- Two men listed terraced house in Exhall, Warwickshire on specialist website
- Cash from sale was released to the fraudsters but deeds weren’t exchanged
- Scam was uncovered when Land Registry spotted their fake driving licences
- Their photos did not match the names of a man and a woman listed on IDs
Police are hunting for two fraudsters who pocketed £50,000 by selling someone else’s house.
The two men put the terraced home in Exhall, Warwickshire, on the market through a specialist agency and managed to complete a sale using fake driving licences.
Their scam was only uncovered when the Land Registry looked at the sale and found out that the names on the two IDs – of the man and woman who actually owned the house – did not match the photos, which were of two men.

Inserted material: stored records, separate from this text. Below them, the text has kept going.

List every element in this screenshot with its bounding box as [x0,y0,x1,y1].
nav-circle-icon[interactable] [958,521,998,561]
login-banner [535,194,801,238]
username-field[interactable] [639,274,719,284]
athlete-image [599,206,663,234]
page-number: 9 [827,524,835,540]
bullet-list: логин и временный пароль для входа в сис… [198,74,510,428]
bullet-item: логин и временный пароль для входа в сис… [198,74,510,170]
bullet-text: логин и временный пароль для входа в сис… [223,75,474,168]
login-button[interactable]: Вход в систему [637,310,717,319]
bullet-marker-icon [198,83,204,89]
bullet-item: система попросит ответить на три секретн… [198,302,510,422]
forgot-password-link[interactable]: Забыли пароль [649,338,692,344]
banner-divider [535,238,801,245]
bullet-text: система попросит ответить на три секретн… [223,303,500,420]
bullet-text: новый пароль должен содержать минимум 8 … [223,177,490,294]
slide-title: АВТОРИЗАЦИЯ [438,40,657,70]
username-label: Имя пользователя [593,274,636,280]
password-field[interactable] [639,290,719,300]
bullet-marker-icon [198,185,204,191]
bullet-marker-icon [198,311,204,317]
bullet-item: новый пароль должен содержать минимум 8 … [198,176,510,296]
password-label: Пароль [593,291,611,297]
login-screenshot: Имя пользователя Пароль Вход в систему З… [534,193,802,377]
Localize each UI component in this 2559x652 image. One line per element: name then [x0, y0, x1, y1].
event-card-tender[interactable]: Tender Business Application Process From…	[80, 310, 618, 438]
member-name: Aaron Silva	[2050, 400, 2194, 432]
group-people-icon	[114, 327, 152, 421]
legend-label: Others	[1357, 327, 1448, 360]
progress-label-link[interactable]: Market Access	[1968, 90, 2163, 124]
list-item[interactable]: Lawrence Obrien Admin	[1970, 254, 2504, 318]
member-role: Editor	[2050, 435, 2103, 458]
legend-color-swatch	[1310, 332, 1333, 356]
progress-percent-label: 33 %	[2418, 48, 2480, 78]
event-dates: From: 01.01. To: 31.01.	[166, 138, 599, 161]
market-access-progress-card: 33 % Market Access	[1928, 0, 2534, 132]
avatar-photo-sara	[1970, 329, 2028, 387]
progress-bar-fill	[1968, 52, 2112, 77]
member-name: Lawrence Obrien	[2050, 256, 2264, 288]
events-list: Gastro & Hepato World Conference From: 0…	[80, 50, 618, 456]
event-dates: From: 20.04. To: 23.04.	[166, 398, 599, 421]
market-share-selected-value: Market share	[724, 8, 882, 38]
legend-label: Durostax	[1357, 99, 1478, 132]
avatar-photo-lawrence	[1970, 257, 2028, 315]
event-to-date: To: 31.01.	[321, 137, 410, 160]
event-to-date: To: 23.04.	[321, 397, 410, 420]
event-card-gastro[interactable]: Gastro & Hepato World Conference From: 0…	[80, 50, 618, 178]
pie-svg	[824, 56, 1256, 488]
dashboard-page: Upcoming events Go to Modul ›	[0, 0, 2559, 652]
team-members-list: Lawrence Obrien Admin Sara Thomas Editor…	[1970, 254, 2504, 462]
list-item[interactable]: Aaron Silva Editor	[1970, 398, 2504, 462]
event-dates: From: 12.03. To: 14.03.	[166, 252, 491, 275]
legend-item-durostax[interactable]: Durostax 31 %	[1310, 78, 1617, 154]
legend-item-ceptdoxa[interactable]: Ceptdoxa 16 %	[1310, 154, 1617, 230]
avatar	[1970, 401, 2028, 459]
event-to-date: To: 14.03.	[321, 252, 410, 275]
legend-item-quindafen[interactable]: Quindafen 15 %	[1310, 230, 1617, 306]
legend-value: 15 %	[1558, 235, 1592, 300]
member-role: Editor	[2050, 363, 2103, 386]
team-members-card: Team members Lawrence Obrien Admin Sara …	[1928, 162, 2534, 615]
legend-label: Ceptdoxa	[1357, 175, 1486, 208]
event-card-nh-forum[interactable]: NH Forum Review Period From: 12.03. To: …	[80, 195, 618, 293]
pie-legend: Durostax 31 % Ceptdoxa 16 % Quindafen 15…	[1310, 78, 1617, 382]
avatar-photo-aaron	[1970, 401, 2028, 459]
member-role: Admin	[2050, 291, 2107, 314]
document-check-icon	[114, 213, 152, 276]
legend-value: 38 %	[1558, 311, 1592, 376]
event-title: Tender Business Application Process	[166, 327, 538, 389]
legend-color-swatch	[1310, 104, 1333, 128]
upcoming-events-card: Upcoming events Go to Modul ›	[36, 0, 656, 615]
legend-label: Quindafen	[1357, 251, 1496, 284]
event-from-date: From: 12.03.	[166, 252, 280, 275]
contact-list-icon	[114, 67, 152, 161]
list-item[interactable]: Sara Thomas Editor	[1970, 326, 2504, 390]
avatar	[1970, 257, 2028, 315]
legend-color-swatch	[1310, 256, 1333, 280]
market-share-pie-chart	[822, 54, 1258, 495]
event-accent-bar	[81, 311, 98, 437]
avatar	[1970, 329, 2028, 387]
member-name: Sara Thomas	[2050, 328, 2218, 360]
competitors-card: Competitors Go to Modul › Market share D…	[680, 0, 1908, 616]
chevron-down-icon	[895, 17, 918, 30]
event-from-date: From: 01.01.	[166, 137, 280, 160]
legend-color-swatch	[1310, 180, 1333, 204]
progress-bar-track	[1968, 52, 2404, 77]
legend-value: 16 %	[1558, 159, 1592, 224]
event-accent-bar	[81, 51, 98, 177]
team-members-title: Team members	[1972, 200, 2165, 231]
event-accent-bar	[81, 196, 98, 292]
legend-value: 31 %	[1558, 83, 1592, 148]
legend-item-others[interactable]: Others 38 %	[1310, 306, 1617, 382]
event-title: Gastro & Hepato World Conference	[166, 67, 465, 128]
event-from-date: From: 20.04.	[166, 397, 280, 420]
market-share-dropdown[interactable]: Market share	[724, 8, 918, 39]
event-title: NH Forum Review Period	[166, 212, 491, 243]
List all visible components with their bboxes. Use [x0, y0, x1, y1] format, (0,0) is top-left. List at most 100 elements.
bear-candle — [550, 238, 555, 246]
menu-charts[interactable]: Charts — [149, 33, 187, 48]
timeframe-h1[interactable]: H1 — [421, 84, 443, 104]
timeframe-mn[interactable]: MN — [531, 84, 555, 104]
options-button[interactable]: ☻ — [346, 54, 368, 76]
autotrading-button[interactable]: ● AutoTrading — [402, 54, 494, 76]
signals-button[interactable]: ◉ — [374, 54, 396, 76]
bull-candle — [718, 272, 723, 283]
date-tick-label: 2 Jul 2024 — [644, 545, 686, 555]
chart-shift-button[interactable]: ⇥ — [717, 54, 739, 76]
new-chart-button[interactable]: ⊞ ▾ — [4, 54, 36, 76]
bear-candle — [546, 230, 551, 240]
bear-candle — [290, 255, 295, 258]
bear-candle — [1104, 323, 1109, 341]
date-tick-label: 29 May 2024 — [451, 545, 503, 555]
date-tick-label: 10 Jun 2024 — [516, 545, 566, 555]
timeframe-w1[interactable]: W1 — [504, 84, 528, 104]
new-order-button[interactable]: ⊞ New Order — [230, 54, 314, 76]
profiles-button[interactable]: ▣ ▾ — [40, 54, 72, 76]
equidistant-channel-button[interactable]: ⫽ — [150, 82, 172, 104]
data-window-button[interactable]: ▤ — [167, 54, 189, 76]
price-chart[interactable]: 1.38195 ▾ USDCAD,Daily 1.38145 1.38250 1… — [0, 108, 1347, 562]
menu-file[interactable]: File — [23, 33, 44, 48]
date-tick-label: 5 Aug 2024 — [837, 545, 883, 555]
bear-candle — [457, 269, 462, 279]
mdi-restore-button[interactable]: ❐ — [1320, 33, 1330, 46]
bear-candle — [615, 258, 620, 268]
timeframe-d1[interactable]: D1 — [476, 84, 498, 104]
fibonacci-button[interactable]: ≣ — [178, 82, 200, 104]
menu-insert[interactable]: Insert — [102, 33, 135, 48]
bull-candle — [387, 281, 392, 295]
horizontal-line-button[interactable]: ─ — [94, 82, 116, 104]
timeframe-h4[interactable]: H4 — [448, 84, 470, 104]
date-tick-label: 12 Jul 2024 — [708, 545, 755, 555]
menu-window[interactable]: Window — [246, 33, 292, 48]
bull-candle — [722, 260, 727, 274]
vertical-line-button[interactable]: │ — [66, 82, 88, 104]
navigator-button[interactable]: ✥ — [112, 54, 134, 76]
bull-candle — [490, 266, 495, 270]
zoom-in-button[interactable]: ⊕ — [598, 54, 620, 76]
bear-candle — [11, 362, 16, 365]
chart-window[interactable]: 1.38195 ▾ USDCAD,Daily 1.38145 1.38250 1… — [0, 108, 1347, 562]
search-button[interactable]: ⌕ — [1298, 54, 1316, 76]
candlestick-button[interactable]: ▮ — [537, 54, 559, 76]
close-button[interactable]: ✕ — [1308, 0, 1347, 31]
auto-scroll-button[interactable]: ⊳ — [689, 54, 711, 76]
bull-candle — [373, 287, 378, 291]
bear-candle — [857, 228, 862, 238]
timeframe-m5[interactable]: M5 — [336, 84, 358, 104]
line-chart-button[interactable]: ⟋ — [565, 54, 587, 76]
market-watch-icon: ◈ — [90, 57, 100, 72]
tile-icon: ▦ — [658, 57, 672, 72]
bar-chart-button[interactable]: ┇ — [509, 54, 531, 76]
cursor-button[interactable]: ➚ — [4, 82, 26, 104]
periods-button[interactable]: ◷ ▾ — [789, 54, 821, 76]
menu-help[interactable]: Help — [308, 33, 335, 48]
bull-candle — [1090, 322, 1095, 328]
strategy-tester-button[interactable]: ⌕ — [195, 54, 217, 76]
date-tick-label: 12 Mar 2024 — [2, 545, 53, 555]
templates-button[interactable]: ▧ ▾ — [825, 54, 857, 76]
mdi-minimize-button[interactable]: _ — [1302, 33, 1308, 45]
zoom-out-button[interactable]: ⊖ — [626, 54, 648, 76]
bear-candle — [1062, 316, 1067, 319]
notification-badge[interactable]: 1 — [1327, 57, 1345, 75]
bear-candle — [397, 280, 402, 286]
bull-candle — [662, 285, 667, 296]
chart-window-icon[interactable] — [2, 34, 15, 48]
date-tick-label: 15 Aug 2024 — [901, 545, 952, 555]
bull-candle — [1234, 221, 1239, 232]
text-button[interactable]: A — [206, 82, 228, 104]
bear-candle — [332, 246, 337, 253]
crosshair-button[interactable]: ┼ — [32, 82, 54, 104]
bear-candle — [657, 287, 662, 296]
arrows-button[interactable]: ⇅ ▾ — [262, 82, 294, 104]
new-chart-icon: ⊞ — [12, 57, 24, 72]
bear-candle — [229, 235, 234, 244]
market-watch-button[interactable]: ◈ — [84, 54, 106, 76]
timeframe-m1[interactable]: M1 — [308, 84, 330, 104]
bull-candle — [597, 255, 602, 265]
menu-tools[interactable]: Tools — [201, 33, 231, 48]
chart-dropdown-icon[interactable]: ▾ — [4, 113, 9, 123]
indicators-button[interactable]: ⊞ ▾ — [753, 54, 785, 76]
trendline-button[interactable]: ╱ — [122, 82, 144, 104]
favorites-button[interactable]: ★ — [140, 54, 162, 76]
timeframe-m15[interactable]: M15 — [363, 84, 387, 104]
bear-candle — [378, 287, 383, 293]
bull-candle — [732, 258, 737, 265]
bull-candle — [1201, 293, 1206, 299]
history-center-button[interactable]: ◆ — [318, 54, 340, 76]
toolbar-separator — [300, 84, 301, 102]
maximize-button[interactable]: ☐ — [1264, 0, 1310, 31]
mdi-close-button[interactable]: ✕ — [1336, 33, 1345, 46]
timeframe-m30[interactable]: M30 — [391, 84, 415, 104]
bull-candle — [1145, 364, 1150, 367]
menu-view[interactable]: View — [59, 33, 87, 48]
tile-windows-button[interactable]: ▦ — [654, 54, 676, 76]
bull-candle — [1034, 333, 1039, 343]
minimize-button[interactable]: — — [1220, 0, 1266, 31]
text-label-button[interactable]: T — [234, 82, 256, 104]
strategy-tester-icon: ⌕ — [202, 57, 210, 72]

Suspects: Warwickshire police are looking for the two men pictured above in connection with the scam. The names used on the IDs used in the sale, of a man and a woman, were correct, but did not match the photos
Police are now unable to trace the pair – who had no link to the property – and believe it is the first time the scam has been pulled off in Britain.
Warwickshire Police has released the pictures of two Asian men used on the fake driving licences in a bid to track down the fraudsters.
The terraced home was listed for sale on a specialist buy-to-let website in 2012 and the sale was finalised in December that year. It was vacant at the time because the occupants had moved elsewhere.
The money from the sale was released to the two fraudsters but luckily the deeds were never exchanged after the Land Registry stepped in.
And a man from Northampton who had bought the property managed to get his money back from insurers.
Detective Constable Simon Setchell, from Warwickshire Police, said: ‘The money that went into the bank account was very quickly withdrawn and spirited away to purchase gold bullion and other things.
Listed online: A street in Exhall, Warwickshire, where the property was put up for sale. Warwickshire police said that the owner of the home had no idea what was going on
‘They knew what they were doing. We’ve spoken to the owner of the home who wasn’t particularly impressed – he certainly had no idea what was going on.
‘This gentleman became aware that this property was for sale. He asked a solicitor in Milton Keynes to carry out a purchase for him which they did via a company in Rugby.
‘Two Asian males purporting to be the owners of the property provided proof of ID as required to the Rugby solicitor and the sale went through.
‘Fortunately the Land Registry were carrying out some sample testing and they looked at the driving licences of the owner and his wife used in the sale.
‘The names were correct but the pictures used were both of males.
‘The property was listed at a reduced price which drew the buyer’s attention to it. This was an extraordinary crime, in which those involved were able to fraudulently deceive everyone involved in the sale of the house for their own gain.
‘We have been investigating all lines of inquiry into this case, and we hope that by releasing the photographs which were used on the fake driving licences, we can track down the individuals whom we wish to speak to.’